Each of these scenarios has powerful implications on understanding the crisis of the opposition in Uganda. And both of them lead us to the inevitable conclusion that Besigye is the wrong leader for the opposition in Uganda.

Let me begin with the scenario that they are many and have consistently won presidential elections since 2001 as Besigye claims. How can they win elections four times in a row, then M7 steals it and all they can do is complain on social media at at rallies, radio and tv talk shows and yet M7 remains in power? How can Besigye enjoy such broad support for 16 years but is unable to galvanize it to seize power to defend the will of the people?

These questions lead us inevitably to two answers about both men. Besigye must be a very poor strategist and leader and M7 must be an exceptionally skillful leader and organizer.

To retain power through elections that you organize and lose - not once, twice but four times in row is unprecedented. Most dictators organize elections where they block their opponents from participating and get a clean 95%.

Yet in each election, especially in 2001, 2006 and 2016, M7 faced a real threat of losing power. Yet after the election Besigye complains and there are hardly any demonstrations by Ugandans to defend their will. To accept this reality can lead one to say Ugandans are cowards incapable of defending their rights.

But I find it hard to accept this. It does not make sense. M7 organized these same Ugandans in a military struggle and they prevailed against the odds - a Ugandan army many times their size backed by a Tanzanian army of almost equal size in only five years.

Anyone who seeks to challenge M7 must not only match him but exceed him at this level of leadership strategy and ability. I am convinced based on 16 years of Besigye knocking himself against M7's steel walk that M7 is the better strategist, organizer and leader.

You can have the best players with the best coach (as Arsenal people believe) but when it does not win trophies season in and season out, it becomes hard to keep saying u r the better team. Here the trophy is power.

So the problem cannot be the people but the lack of leadership strategy and ability. This leads me to question Besigye's continued leadership of the opposition.

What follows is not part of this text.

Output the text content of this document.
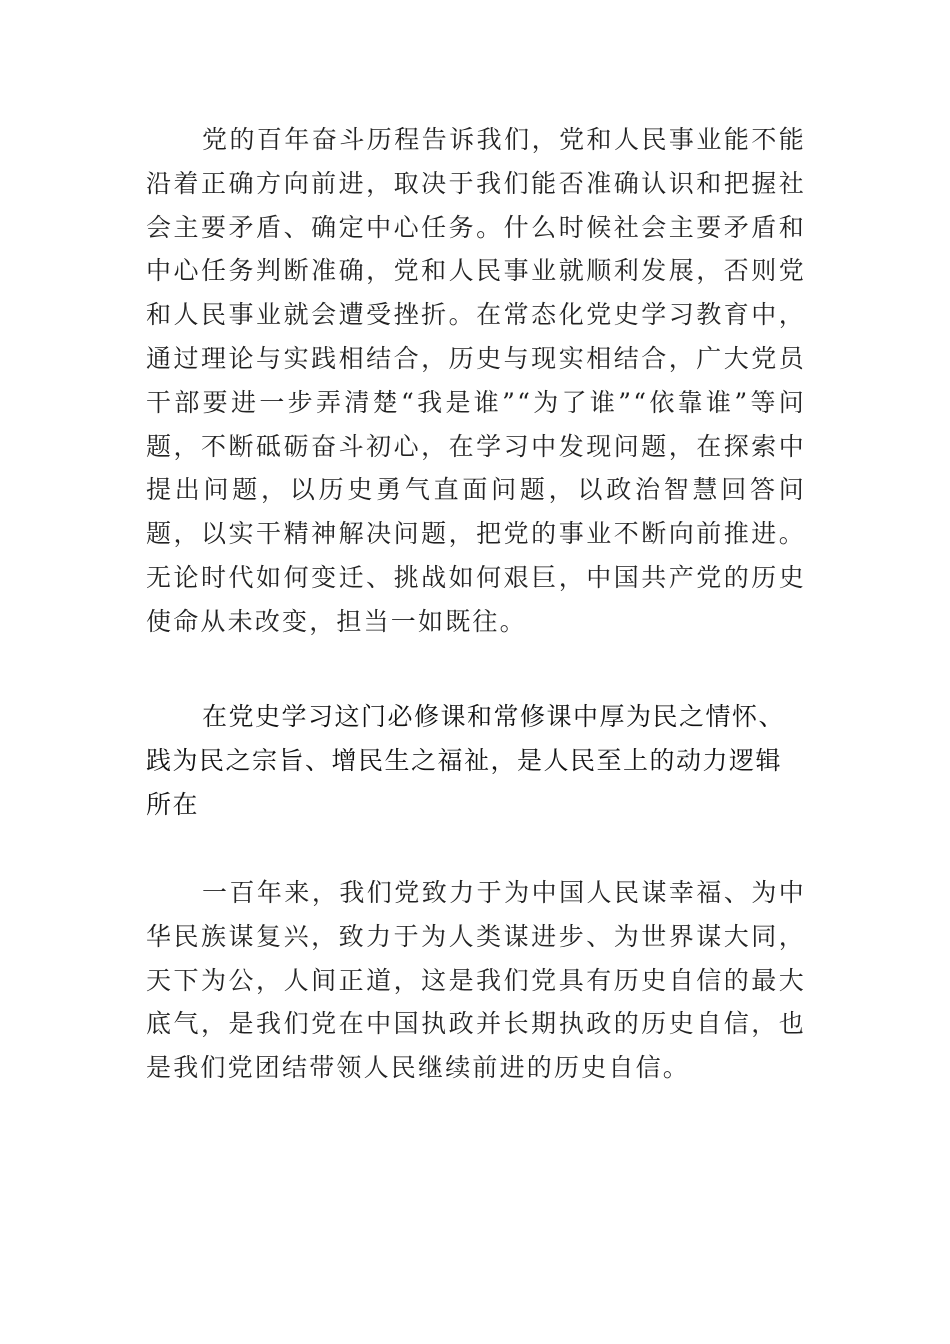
党的百年奋斗历程告诉我们，党和人民事业能不能沿着正确方向前进，取决于我们能否准确认识和把握社会主要矛盾、确定中心任务。什么时候社会主要矛盾和中心任务判断准确，党和人民事业就顺利发展，否则党和人民事业就会遭受挫折。在常态化党史学习教育中，通过理论与实践相结合，历史与现实相结合，广大党员干部要进一步弄清楚“我是谁”“为了谁”“依靠谁”等问题，不断砥砺奋斗初心，在学习中发现问题，在探索中提出问题，以历史勇气直面问题，以政治智慧回答问题，以实干精神解决问题，把党的事业不断向前推进。无论时代如何变迁、挑战如何艰巨，中国共产党的历史使命从未改变，担当一如既往。

在党史学习这门必修课和常修课中厚为民之情怀、践为民之宗旨、增民生之福祉，是人民至上的动力逻辑所在

一百年来，我们党致力于为中国人民谋幸福、为中华民族谋复兴，致力于为人类谋进步、为世界谋大同，天下为公，人间正道，这是我们党具有历史自信的最大底气，是我们党在中国执政并长期执政的历史自信，也是我们党团结带领人民继续前进的历史自信。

I am inclined to believe that Besigye does not have the support he thinks he has and that the majority of his people actually accept their defeat whenever it happens. They recognize, like the Supreme Court, that there have been irregularities that they did not affect the final outcome. That is why they do not dash to the streets to defend their victory.

If this later conclusion is correct then the challenge facing the opposition is how to organize effectively to convert potential support into actual votes. This means being present not just on social media but in every district, sub county, parish and village, a task Besigye has proven himself incapable of achieving.

For now what Besigye has is a body of disorganized, unorganized, or poorly organized masses that can only act as a mob. Mobs rarely do things. Often they destroy things.

Organization gives structure to masses of people (or mobs) and converts their anger into purposeful political behavior. FDC is lacking the organization to convert both the actual and the potential support into purposeful political action.